HFat wrote:
You want to store 4T on their servers for $5 a month? That'd be some hardcore leeching. Did you think about how much that would cost them? Maybe they can make it work if they have enough customers who pay $5 to upload 10G but you'd be operating on their sufferance. The day they decide they're losing too much money because of people like you, they'll crack down.
I have no desire to leech. I just sent them an email asking them this question directly, so we'll see what they think.
HFat wrote:
Do you realize it would take you over a year to upload 4T over your link at max speed (which you'll never reach) 24/7? Even if they agreed to allow you to send them a couple of drives in the mail and to copy that to their system, there's no way you can back up large changes in anything close to 15 minutes. If you changed 0.1% of your capacity, uploading that would require at least 10 hours.
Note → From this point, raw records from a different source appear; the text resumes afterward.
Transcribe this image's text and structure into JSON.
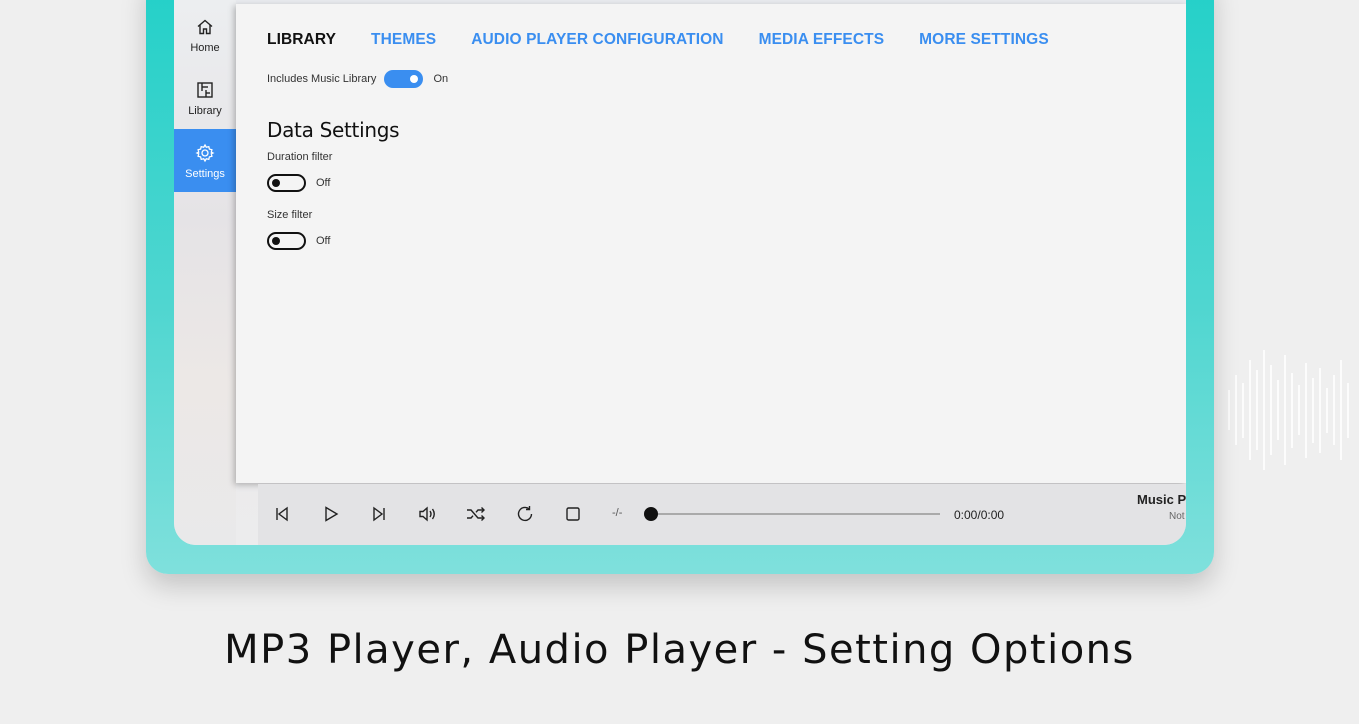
{
  "nav": {
    "items": [
      {
        "label": "Home",
        "icon": "home-icon"
      },
      {
        "label": "Library",
        "icon": "library-icon"
      },
      {
        "label": "Settings",
        "icon": "gear-icon"
      }
    ],
    "active": "Settings"
  },
  "tabs": [
    "LIBRARY",
    "THEMES",
    "AUDIO PLAYER CONFIGURATION",
    "MEDIA EFFECTS",
    "MORE SETTINGS"
  ],
  "active_tab": "LIBRARY",
  "library_toggle": {
    "label": "Includes Music Library",
    "state": "On"
  },
  "data_settings": {
    "title": "Data Settings",
    "duration_filter": {
      "label": "Duration filter",
      "state": "Off"
    },
    "size_filter": {
      "label": "Size filter",
      "state": "Off"
    }
  },
  "player": {
    "controls": [
      "previous-icon",
      "play-icon",
      "next-icon",
      "volume-icon",
      "shuffle-icon",
      "repeat-icon",
      "stop-icon"
    ],
    "rate": "-/-",
    "progress": 0,
    "time": "0:00/0:00",
    "now_playing_title": "Music P",
    "now_playing_sub": "Not"
  },
  "caption": "MP3 Player, Audio Player - Setting Options",
  "colors": {
    "accent": "#3a8ef0",
    "frame": "#2fd3cc",
    "background": "#efefef"
  }
}
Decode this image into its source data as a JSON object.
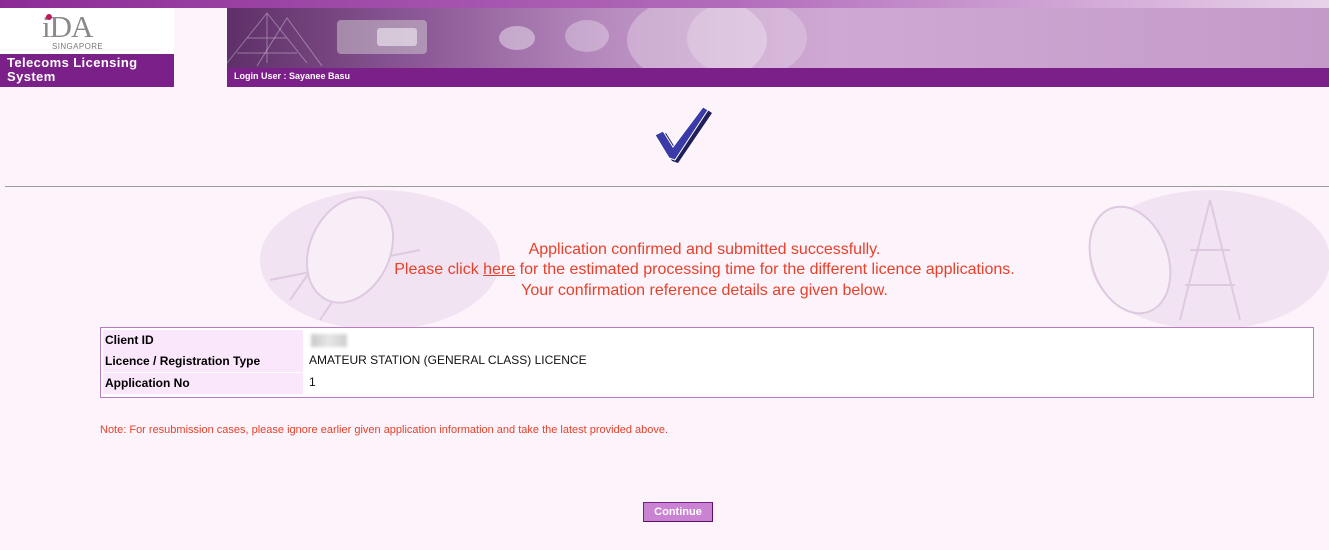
{
  "header": {
    "logo_text": "iDA",
    "logo_subtitle": "SINGAPORE",
    "system_title": "Telecoms Licensing System",
    "login_label": "Login User : Sayanee Basu"
  },
  "messages": {
    "line1": "Application confirmed and submitted successfully.",
    "line2_before": "Please click ",
    "line2_link": "here",
    "line2_after": " for the estimated processing time for the different licence applications.",
    "line3": "Your confirmation reference details are given below."
  },
  "details": {
    "rows": [
      {
        "label": "Client ID",
        "value": ""
      },
      {
        "label": "Licence / Registration Type",
        "value": "AMATEUR STATION (GENERAL CLASS) LICENCE"
      },
      {
        "label": "Application No",
        "value": "1"
      }
    ]
  },
  "note": "Note: For resubmission cases, please ignore earlier given application information and take the latest provided above.",
  "continue_button": "Continue",
  "colors": {
    "brand_purple": "#7b1f89",
    "page_background": "#fcf3fb",
    "message_red": "#e8412a",
    "button_fill": "#c983d2"
  }
}
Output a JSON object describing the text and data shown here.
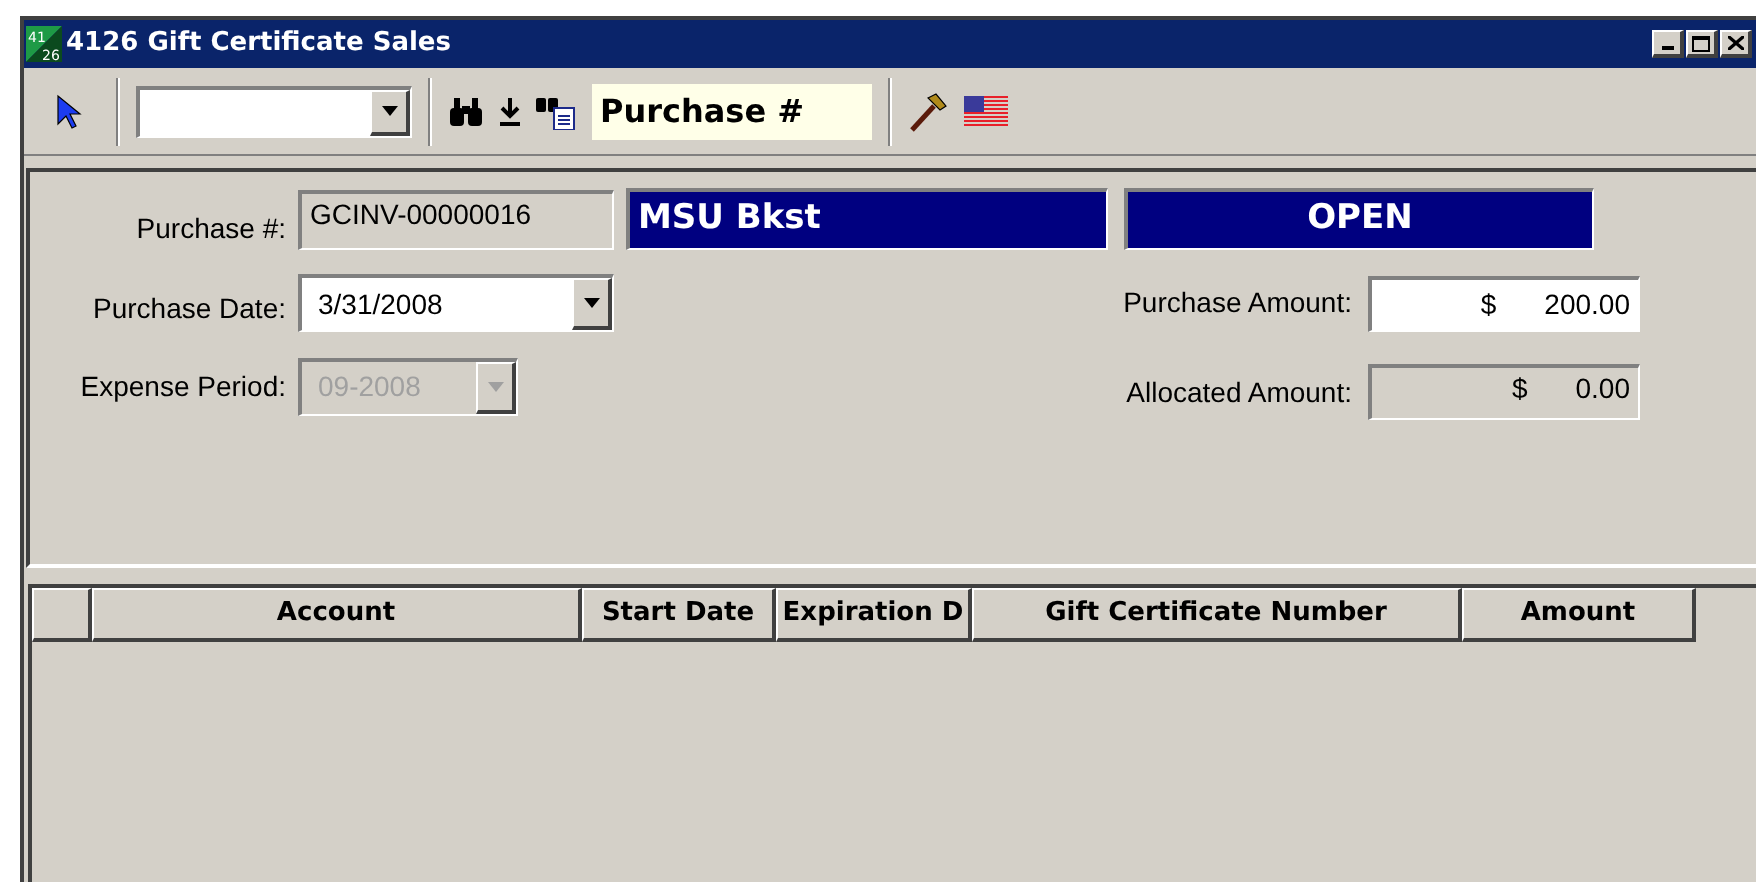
{
  "window": {
    "title": "4126 Gift Certificate Sales",
    "icon_text": [
      "41",
      "26"
    ]
  },
  "toolbar": {
    "search_field": {
      "value": "Purchase #"
    }
  },
  "form": {
    "purchase_number": {
      "label": "Purchase #:",
      "value": "GCINV-00000016"
    },
    "vendor": "MSU Bkst",
    "status": "OPEN",
    "purchase_date": {
      "label": "Purchase Date:",
      "value": "3/31/2008",
      "disabled": false
    },
    "expense_period": {
      "label": "Expense Period:",
      "value": "09-2008",
      "disabled": true
    },
    "purchase_amount": {
      "label": "Purchase Amount:",
      "currency": "$",
      "value": "200.00",
      "disabled": false
    },
    "allocated_amount": {
      "label": "Allocated Amount:",
      "currency": "$",
      "value": "0.00",
      "disabled": true
    }
  },
  "table": {
    "columns": [
      "Account",
      "Start Date",
      "Expiration D",
      "Gift Certificate Number",
      "Amount"
    ]
  }
}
Yes, but that's not my use case. I have about 300 GB now already in their system, and I generally don't generate more than 1 MB/s of data at a time. It would be interesting to measure my degree of data "staticness" in terms of MB/s somehow.
HFat wrote:
If it wasn't rigged, why wouldn't they let you upload using your own software, making their service compatible with all platforms? Don't take "unlimited" offers litteraly. They can only work as long as people don't use much of the resource and there are ways to enforce that.
In other words, your remote backups are not complete or reliable and you need more frequent local backups before you can talk about "utmost protection".
The benefit of their software is ease of use, and they'd have broader support costs if they let people use their own software. That's a different market. Although I like using my own software (especially when it comes to encryption), I'm drawn to CrashPlan's fantastic ease of use. I'm waiting to hear back their answer to my question, but
elsewhere they've written, "We do reserve the right to introduce a limit, however if we do, we'll give you fair warning. Our guess is, we can add disk faster than you can create versions."
HFat wrote:
Which is why I'm saying you should start by dropping triple-mirroring and keeping drives out of your array where they are somewhat protected (not as well as if they were disconnected). The only thing you need to change in order to achieve that is to split the extra drives from the array after resilvering instead of before splitting. You might also resilver daily or something. And it would be prudent to physically hotswap the drives more often (if you only have one server).
Let me be clear about the triple-mirroring. I'm not suggesting triple-mirroring because I think it's necessary to protect my data. I believe a normal mirror is fine for that. I'm suggesting triple-mirroring only to save my self a step every month when I split the mirrors:
This is what I believe you're suggesting:
Run single parity mirrors and once a month, do this:
1. Add extra drives to create double parity mirrors.
2. Wait for resilvering.
3. Split mirrors.
4. Remove drives.
This means I'll have to wait for the resilvering process to complete, whereas in my plan I won't.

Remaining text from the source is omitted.